Comme vous pouvez le constater, sa vie a été bien remplie. Après avoir vendu la maison de la rue Sainte-Hélène à Longueuil, à l'été 2005 (maison acquise en 1950), elle et mon père Viateur Baril, aujourd'hui décédé (d : 4 mai 2011), demeurèrent à la Résidence « Au Claire Matin » sur la rue Lévis, toujours à Longueuil. Ce n'est pas sans tristesse qu'ils ont dû vendre la maison qui a vu naître leurs deux derniers enfants : Yolande et Serge. La santé déclinante, il a fallu à maman un an et demi pour accepter ce changement de vie. Elle n'avait pas renoncé, pour autant, à la généalogie, à internet et à la peinture à l'huile. Elle a été hospitalisée à quelques occasions à l'hôpital Pierre-Boucher de Longueuil. De retour à son logement, elle espérait de tout cœur reprendre ses forces et se remettre à ses activités journalières. Il a fallu le décès de papa en 2011, pour qu'elle quitte Longueuil pour s'établir à la Résidence Anne-Gabriel de Sainte-Anne-des-Plaines tout près de ses enfants Gérald et Ghislaine.

À l'été 2013, elle fut hospitalisée pour des problèmes pulmonaires et les services médicaux trouvèrent que son état de santé exigeait des soins constants. Il a donc fallu qu'elle soit placée dans un CHSLD soit celui «Drapeau-Deschambault» de Sainte-Thérèse, endroit où elle a rendu l'âme le 10 avril dernier en présence de son fils Serge. Elle fut exposée au salon funéraire Groulx de Sainte-Anne-des-Plaines et inhumée le 16 avril au cimetière de Saint-Gabriel de Brandon, endroit où elle repose à côté de Viateur et tout près de toute sa famille Rocheleau. Elle a connu ses 11 petits-enfants ainsi que ses 21 arrière-petits-enfants dont la dernière qui est venue garnir les rangs le 1ier décembre 2013.

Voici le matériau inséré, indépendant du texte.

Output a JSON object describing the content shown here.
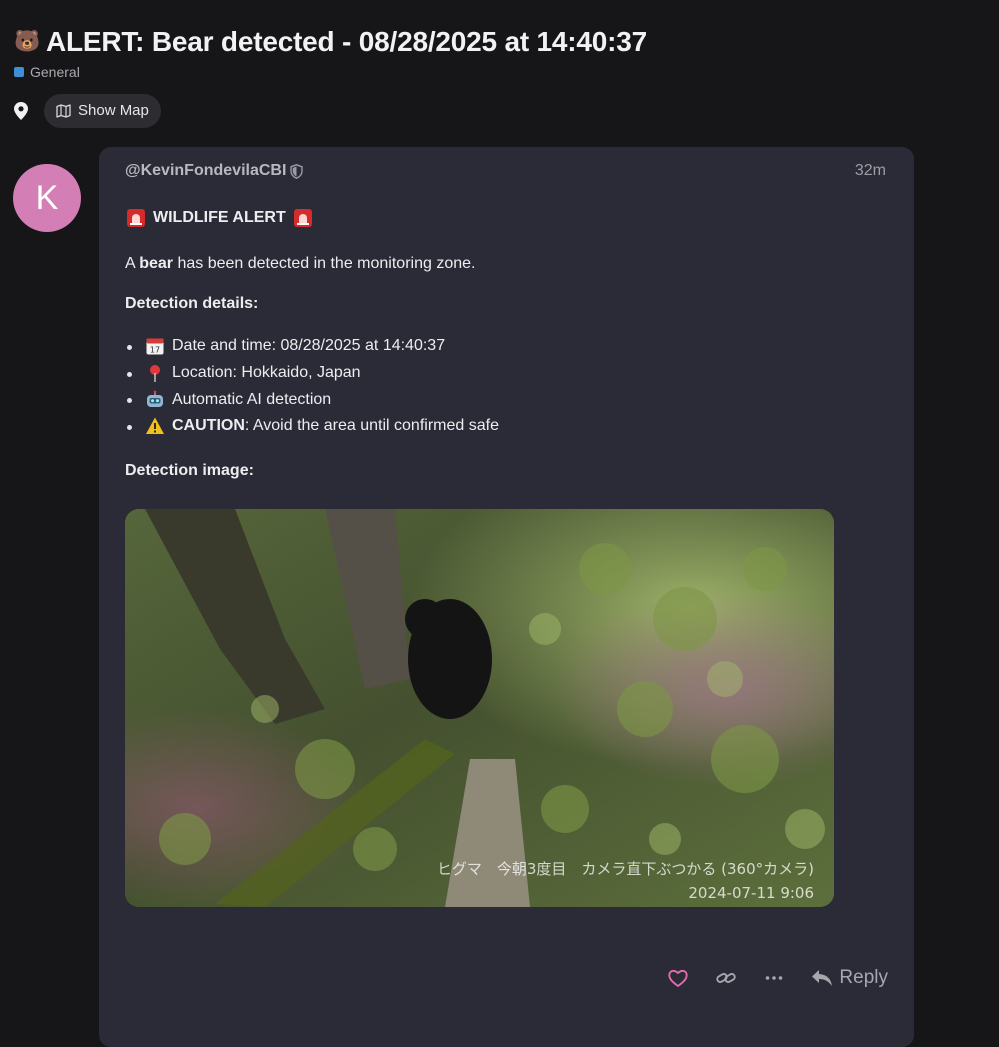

C'est alors que je profite de cet hommage pour rendre publique tout le travail que maman a fait au cours de sa vie. Elle a su donner à ses quatre enfants une bonne partie de sa vitalité et de son assurance pour cheminer dans la vie pour qu'à notre tour nous puissions réaliser le plus de nos rêves. Qu'elle repose en paix après une vie bien remplie.